Un courrier commun de l’ensemble des syndicats représentatifs des PH a tout de même été adressé lundi 2 décembre à Michel Barnier et à ses ministres de la Santé, Geneviève Darrieussecq, de l’Enseignement supérieur et de la Recherche, Patrick Hetzel, et de la Fonction publique, Guillaume Kasbarian, pour leur manifester leur opposition à ces mesures d’économies. « Nous avons appris, de manière brutale et sans aucune concertation préalable, le 22 novembre 2024, l’intégration des praticiens hospitaliers dans la mesure d’augmentation du nombre de jours de carence d’un à trois et de réduction de la rémunération à 90 % lors des arrêts maladie pour maladie ordinaire », écrivent-ils d’emblée.
PH et managers appellent à la grève le 5 décembre
Mais si les organisations syndicales sont unanimes sur le fond du sujet, elles n’accordent pas leurs violons sur la forme de la riposte. Action praticiens hôpital (APH) a déjà déposé un préavis de grève, le 24 novembre, pour appeler les hospitaliers à se mobiliser ce jeudi 5 décembre, malgré l’instabilité politique du moment. Et pour cause : « On a eu une réunion avec la DGOS qui nous a présenté les projets de décrets, même si le budget n’a pas encore été voté, raconte la Dr Anne Geffroy-Wernet, secrétaire générale d’APH. Ils ont commencé à les travailler pour des contraintes de calendrier puisque cela doit théoriquement entrer en vigueur au 1er janvier. Mais ils nous ont fait comprendre que même si Michel Barnier tombe, cela pourrait peut-être passer quand même. »
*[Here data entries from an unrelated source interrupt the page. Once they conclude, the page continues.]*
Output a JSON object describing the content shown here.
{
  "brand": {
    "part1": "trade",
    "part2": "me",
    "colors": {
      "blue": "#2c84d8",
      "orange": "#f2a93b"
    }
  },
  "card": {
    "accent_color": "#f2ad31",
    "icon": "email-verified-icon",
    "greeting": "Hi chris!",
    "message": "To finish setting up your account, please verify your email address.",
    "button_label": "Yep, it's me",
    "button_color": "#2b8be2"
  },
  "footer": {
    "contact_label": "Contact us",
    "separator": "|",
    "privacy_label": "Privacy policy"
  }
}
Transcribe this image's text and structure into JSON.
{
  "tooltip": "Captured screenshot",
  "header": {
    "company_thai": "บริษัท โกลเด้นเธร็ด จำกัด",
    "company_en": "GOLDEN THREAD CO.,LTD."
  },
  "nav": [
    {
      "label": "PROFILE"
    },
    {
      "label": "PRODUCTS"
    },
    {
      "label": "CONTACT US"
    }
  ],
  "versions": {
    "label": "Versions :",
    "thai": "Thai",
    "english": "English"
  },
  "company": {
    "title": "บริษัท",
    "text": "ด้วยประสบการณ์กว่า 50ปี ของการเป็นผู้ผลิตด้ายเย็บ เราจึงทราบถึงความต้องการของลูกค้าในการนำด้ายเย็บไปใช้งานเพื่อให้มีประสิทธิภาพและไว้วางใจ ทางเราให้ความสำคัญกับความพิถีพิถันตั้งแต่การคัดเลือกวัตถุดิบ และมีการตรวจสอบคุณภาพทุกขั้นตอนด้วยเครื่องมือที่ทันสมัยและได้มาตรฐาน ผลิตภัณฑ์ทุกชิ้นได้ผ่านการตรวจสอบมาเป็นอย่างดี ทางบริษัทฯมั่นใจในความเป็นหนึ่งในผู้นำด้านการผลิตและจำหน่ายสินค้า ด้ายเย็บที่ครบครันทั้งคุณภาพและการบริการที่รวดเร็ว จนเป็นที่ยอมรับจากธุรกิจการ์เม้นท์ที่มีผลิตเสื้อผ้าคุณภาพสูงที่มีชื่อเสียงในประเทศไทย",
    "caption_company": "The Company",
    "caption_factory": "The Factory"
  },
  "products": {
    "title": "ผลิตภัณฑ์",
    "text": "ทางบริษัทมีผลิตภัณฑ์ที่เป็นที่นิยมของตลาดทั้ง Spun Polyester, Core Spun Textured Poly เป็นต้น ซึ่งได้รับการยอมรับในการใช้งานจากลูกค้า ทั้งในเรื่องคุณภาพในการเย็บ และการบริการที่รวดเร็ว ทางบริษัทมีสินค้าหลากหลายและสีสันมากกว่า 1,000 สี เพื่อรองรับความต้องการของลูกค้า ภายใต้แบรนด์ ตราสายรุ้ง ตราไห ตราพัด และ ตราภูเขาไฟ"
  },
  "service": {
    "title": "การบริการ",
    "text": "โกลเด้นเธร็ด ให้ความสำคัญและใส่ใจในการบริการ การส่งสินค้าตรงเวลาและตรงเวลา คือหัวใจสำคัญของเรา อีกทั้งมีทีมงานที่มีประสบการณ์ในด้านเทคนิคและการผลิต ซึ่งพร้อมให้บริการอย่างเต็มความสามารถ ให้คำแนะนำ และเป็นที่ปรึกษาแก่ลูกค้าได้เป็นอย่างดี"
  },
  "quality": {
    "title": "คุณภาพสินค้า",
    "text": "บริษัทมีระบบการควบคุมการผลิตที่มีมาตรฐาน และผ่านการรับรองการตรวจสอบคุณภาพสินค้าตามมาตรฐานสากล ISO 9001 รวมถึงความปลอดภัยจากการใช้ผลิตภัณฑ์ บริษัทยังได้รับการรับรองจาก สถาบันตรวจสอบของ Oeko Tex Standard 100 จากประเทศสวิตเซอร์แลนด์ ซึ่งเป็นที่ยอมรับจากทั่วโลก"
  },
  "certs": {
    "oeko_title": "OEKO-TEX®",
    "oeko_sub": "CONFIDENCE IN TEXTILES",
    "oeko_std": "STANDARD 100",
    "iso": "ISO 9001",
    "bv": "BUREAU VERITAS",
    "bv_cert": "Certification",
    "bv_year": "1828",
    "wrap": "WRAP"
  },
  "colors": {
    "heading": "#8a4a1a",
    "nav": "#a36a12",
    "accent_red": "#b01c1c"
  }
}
Pourtant, si les motions de censure de l’opposition sont bien votées mercredi, alors le gouvernement Barnier entraînera dans sa chute les textes budgétaires, à savoir le budget de l’État et le celui de la Sécurité sociale (PLFSS). Y compris, sur le papier, le fameux amendement rallongeant la carence et diminuant la rémunération des arrêts de travail dans la fonction publique et les projets de décrets qui en découlent. Mais dans le doute, APH maintient son appel à la grève, qui sera aussi suivi par d’autres organisations syndicales telles que l’Association des médecins urgentistes de France (Amuf), l’Union fédérale des médecins ingénieurs cadres et techniciens (Umict-CGT), le Syndicat des cadres de direction, médecins, dentistes et pharmaciens des établissements sanitaires et sociaux publics et privés (Syncass-CFDT) et le Syndicat des managers publics de santé (SMPS).
« Un agent perdra vite 150 à 200 euros sur sa paie et aura des difficultés financières. C’est très mal pris sur le terrain. Cela montre le mépris de l’État employeur envers ses agents », pointe Maxime Morin, secrétaire général du Syncass-CFDT. Le syndicat déplore par ailleurs qu’« aucun travail sérieux » n’ait été engagé sur la prestation sociale complémentaire par la tutelle. « De manière générale, c’est le blocage des salaires et l’attaque contre les fonctionnaires qu’on dénonce. Ce fonctionnaire bashing, c’est scandaleux. Sans compter l’impact du projet de loi de financement de la Sécurité sociale (PLFSS) sur les hôpitaux. Beaucoup de sujets font que cette grève reste légitime, même si le gouvernement tombe », complète le Dr Christophe Prudhomme, porte-parole de l’Amuf. Président du SMPS, Jérôme Goeminne soutient (plus étonnamment) la grève et « appelle à manifester par tout moyen possible l’urgence impérieuse d’un financement à hauteur des besoins pour le service public hospitalier pour 2025 ».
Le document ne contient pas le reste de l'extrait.